Because of the short contact time of the impacting droplet with the mesh (about 10 ms), the particles in the ink do not get a chance to clog the mesh pore, the researchers say. This allowed them to load the ink with larger quantities of nanoparticles, enabling printing of very thick lines in a single cycle. The mesh can also be easily cleaned and reused.
“The mesh costs only a small fraction of the nozzles that it replaces. This significantly reduces the operational cost when compared to conventional printing techniques,” says Prosenjit Sen, Associate Professor in CeNSE and senior author of the study published in Nature Communications.
Sen and his lab have been working on developing nanostructured surfaces that can repel water. When large droplets hit such nanostructured meshes at high speeds, jets are ejected. While studying this phenomenon, the researchers found that the velocity of the ejected jet was surprisingly higher than the velocity of the impacting droplet.
“This was the first hint that some mechanism was playing a role in focusing the kinetic energy,” says Chandantaru Dey Modak, first author and PhD student at CeNSE. “At this point, we started asking the following questions: What is this focusing mechanism?
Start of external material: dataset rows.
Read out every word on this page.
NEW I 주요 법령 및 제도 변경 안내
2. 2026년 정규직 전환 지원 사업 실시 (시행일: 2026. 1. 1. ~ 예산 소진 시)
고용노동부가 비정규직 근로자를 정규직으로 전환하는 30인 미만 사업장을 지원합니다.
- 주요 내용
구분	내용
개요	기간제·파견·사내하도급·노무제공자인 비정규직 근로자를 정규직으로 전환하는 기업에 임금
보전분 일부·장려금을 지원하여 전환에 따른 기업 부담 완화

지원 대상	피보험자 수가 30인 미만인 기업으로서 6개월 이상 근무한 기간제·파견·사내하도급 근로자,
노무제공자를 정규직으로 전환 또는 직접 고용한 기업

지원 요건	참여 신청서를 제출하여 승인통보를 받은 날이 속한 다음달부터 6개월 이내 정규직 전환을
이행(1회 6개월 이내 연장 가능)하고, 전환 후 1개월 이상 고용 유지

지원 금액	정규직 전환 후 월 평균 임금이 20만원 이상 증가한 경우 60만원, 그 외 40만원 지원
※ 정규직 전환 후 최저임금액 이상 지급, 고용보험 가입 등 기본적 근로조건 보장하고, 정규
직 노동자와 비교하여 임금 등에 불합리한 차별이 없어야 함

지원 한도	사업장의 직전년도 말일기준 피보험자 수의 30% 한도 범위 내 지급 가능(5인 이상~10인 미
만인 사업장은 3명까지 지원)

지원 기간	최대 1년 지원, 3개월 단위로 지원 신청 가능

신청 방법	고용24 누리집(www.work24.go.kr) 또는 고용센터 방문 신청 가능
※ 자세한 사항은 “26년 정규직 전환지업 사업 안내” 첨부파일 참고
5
Can this mechanism be exploited to reliably generate single microscale droplets?”
The team captured high-speed videos (50,000 to 80,000 frames per second) of these impacting droplets, and found that an air cavity was being formed at the droplet centre. During the recoil phase of the impact, this cavity collapsed, focusing all the kinetic energy into a single point, resulting in the generation of individual droplets. No “satellite” droplets ‒ secondary droplets that result in unwanted scatter ‒ were generated. The size of the droplets ejected could also be tweaked by adjusting the pore size of the mesh.
The researchers were able to demonstrate the use of this technique for various applications. “Using drop impact printing, we could print 3D pillars of different sizes, an electronic circuit for semiconductor device applications, and bio-based droplet arrays for cell culture,” says Modak. “The capability to print a wide range of droplet sizes while using different kinds of inks for different applications makes this technique unique.”